Virginity Pledges (Still) Don’t Work, Unless You’re Really Religious

Metamora, Illinois, USA --- Hispanic teenaged couple dressed for prom --- Image by ? DreamPictures/VStock/Blend Images/Corbis
Photo: DreamPictures/VStock/Corbis

Virginity pledges, alongside abstinence-focused sex ed in general, are a favorite punching bag of those who favor comprehensive sex ed. In addition to being unrealistic, say their detractors, abstinence pledges promote an “all or nothing” approach to sex that may well lead to unhealthier behaviors. A new study in the Journal of Child and Family Studies bolsters these critiques by taking a nuanced look at how people with different levels of religious commitment react to purity pledges.

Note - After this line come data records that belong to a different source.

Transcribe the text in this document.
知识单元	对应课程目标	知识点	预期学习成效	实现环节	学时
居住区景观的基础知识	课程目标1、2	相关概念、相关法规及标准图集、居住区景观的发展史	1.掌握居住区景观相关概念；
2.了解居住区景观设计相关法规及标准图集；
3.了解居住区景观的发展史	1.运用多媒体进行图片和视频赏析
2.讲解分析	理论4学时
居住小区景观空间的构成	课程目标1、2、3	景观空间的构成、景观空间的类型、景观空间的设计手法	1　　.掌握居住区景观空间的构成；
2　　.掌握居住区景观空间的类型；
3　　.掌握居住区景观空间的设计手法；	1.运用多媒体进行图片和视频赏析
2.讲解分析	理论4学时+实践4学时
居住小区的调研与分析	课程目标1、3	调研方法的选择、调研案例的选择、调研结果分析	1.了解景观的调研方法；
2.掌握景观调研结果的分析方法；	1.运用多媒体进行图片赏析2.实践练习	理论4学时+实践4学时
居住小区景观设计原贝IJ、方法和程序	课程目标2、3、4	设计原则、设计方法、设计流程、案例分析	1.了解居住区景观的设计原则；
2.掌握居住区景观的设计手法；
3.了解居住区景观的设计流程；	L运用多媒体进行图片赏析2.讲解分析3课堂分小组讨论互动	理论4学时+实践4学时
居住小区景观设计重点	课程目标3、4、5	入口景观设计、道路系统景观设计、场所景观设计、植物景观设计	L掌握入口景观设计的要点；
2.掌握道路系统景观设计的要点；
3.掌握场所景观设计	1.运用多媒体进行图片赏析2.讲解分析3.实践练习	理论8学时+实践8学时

The researchers had 1,380 students at a “large, public Southeastern state univeristy” fill out a survey about their behavior. More than a quarter of them had signed pledges to not have sexual intercourse until they were married,which is about in line with national statistics among young people.

The researchers, controlling for a number of other variables previously correlated with sexual activity (family structure, ethnicity, socioeconomic status, and so on), found that for students with genuinely strong conservative religious beliefs, the pledges did seem to have an effect, albeit one that depended rather significantly on the degree of religious commitment of the pledger. (They still, however, tended to delay premarital intercourse and oral sex rather than eliminate them entirely.)

The problem was everyone else, including students with high levels of religious “participation” but not belief (think people who are socially pressured into a lot of church events): Virginity pledges didn’t work for them, and in some cases led to riskier behaviors among people without high levels of religious commitment.

Take oral sex, for example:

The finding that pledge signers with low religious commitment have more oral sex partners than non-pledge signers is consistent with previous research suggesting that virginity pledges encourage risky noncoital sexual behavior as a way for pledgers to “preserve” their virginity.

Elsewhere, the researchers point out that these pledges, once broken, may leave kids little incentive not to keep having risky sex if they haven’t been given comprehensive sex ed alongside the virginity pledge (“I already went back on the deal, so why not?”).

The takeaway here seems to be that for true believers convinced that premarital sex is immoral, these pledges may delay their first intercourse a bit. But for everyone else, they could have undesirable side effects — especially in the absence of comprehensive sex ed, which, let’s face it, is often the context in which people pledge to remain “pure” until marriage.